Robin concludes by chronicling the destruction of the chapels in the nineteenth century, positioning the Stations of the Cross as a site for understanding the tensions between the church and state in the rapidly changing Mexican Republic. She documents the dispute between the Third Order of St. Francis and the City Council, which sought to destroy the chapels starting in 1824, alleging that they were in disrepair, sheltered criminal activity, and interfered with a project to broaden the avenue at the southern edge of the Alameda. Robin traces the tactics deployed by the Franciscans to protect their property, and frames the destruction of all of the chapels within the movement to nationalize ecclesiastical properties and propel the liberal campaign to modernize the nation.

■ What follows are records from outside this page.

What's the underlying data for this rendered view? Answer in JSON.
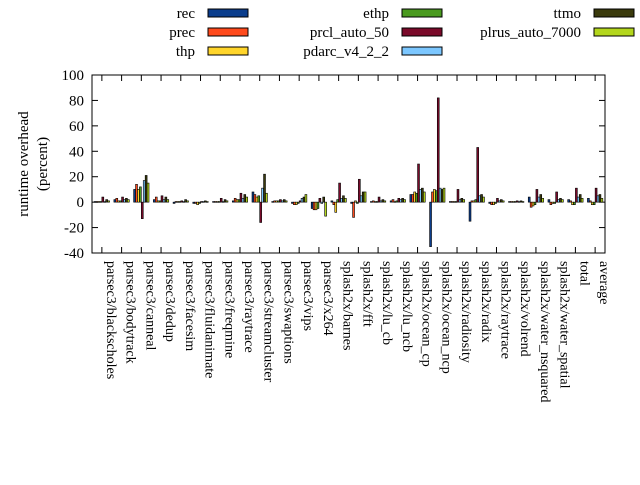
{
  "chart_data": {
    "type": "bar",
    "title": "",
    "xlabel": "",
    "ylabel": "runtime overhead (percent)",
    "ylabel_lines": [
      "runtime overhead",
      "(percent)"
    ],
    "ylim": [
      -40,
      100
    ],
    "yticks": [
      -40,
      -20,
      0,
      20,
      40,
      60,
      80,
      100
    ],
    "grid": false,
    "legend_position": "top",
    "categories": [
      "parsec3/blackscholes",
      "parsec3/bodytrack",
      "parsec3/canneal",
      "parsec3/dedup",
      "parsec3/facesim",
      "parsec3/fluidanimate",
      "parsec3/freqmine",
      "parsec3/raytrace",
      "parsec3/streamcluster",
      "parsec3/swaptions",
      "parsec3/vips",
      "parsec3/x264",
      "splash2x/barnes",
      "splash2x/fft",
      "splash2x/lu_cb",
      "splash2x/lu_ncb",
      "splash2x/ocean_cp",
      "splash2x/ocean_ncp",
      "splash2x/radiosity",
      "splash2x/radix",
      "splash2x/raytrace",
      "splash2x/volrend",
      "splash2x/water_nsquared",
      "splash2x/water_spatial",
      "total",
      "average"
    ],
    "series": [
      {
        "name": "rec",
        "color": "#0b3d8c",
        "values": [
          0.5,
          2,
          10,
          2,
          -1,
          -1,
          0.5,
          1,
          8,
          0.5,
          -1,
          -5,
          1,
          -1,
          0.5,
          1,
          6,
          -35,
          0.5,
          -15,
          -1,
          0.5,
          4,
          2,
          2,
          3
        ]
      },
      {
        "name": "prec",
        "color": "#ff4a1c",
        "values": [
          0.5,
          3,
          14,
          4,
          0.5,
          -1,
          0.5,
          3,
          6,
          1,
          -2,
          -6,
          -2,
          -12,
          1,
          2,
          6,
          8,
          0.5,
          1,
          -2,
          0.5,
          -4,
          -2,
          1,
          1
        ]
      },
      {
        "name": "thp",
        "color": "#ffd52b",
        "values": [
          0.5,
          1,
          10,
          1,
          0.5,
          -2,
          0.5,
          2,
          4,
          1,
          -2,
          -6,
          -8,
          1,
          0.5,
          0.5,
          8,
          10,
          0.5,
          1,
          -2,
          0.5,
          -3,
          -1,
          -2,
          -2
        ]
      },
      {
        "name": "ethp",
        "color": "#4a9a1f",
        "values": [
          0.5,
          1,
          12,
          1,
          0.5,
          -1,
          0.5,
          2,
          5,
          1,
          -1,
          -5,
          2,
          -1,
          0.5,
          1,
          7,
          9,
          0.5,
          2,
          -1,
          0.5,
          -2,
          -1,
          -2,
          -2
        ]
      },
      {
        "name": "prcl_auto_50",
        "color": "#7a0a2a",
        "values": [
          4,
          4,
          -13,
          5,
          1,
          0.5,
          3,
          7,
          -16,
          2,
          1,
          3,
          15,
          18,
          4,
          3,
          30,
          82,
          10,
          43,
          3,
          1,
          10,
          8,
          11,
          11
        ]
      },
      {
        "name": "pdarc_v4_2_2",
        "color": "#7cc7ff",
        "values": [
          0.5,
          2,
          17,
          2,
          0.5,
          0.5,
          0.5,
          3,
          11,
          1,
          3,
          -1,
          3,
          5,
          1,
          2,
          10,
          11,
          2,
          5,
          1,
          0.5,
          4,
          2,
          4,
          5
        ]
      },
      {
        "name": "ttmo",
        "color": "#3a3a0c",
        "values": [
          2,
          3,
          21,
          4,
          2,
          1,
          2,
          6,
          22,
          2,
          4,
          4,
          5,
          8,
          2,
          3,
          11,
          10,
          3,
          6,
          2,
          1,
          6,
          3,
          6,
          6
        ]
      },
      {
        "name": "plrus_auto_7000",
        "color": "#b3d61c",
        "values": [
          1,
          2,
          15,
          2,
          1,
          0.5,
          1,
          4,
          7,
          1,
          6,
          -11,
          3,
          8,
          1,
          2,
          8,
          11,
          2,
          4,
          1,
          0.5,
          3,
          2,
          3,
          3
        ]
      }
    ]
  }
}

Many of the questions raised by Robin’s book can no longer be readily answered, owing to the destruction of the chapels and the scarcity of documentation regarding their use. Nevertheless, she does a commendable job of recognizing those limitations and making the best of archival sources to recover some sense of the now-destroyed artworks and their social significance. Perhaps as a result of this approach, the text can, at times, seem overly determined by the structures and genres of its archival and visual sources, jumping from one document to the next rather than allowing for more synthetic analysis. Nevertheless, Robin’s detailed engagement with the sources, her publication of nine transcribed documents within the appendix, and the visualization of a great deal of data within the four charts included in the text will be welcomed by experts in the field. Overall, her work provides a valuable contribution to an understanding of the physical and social landscape of Mexico City, and will hopefully inspire others to tackle the histories of monuments and artworks lost to time.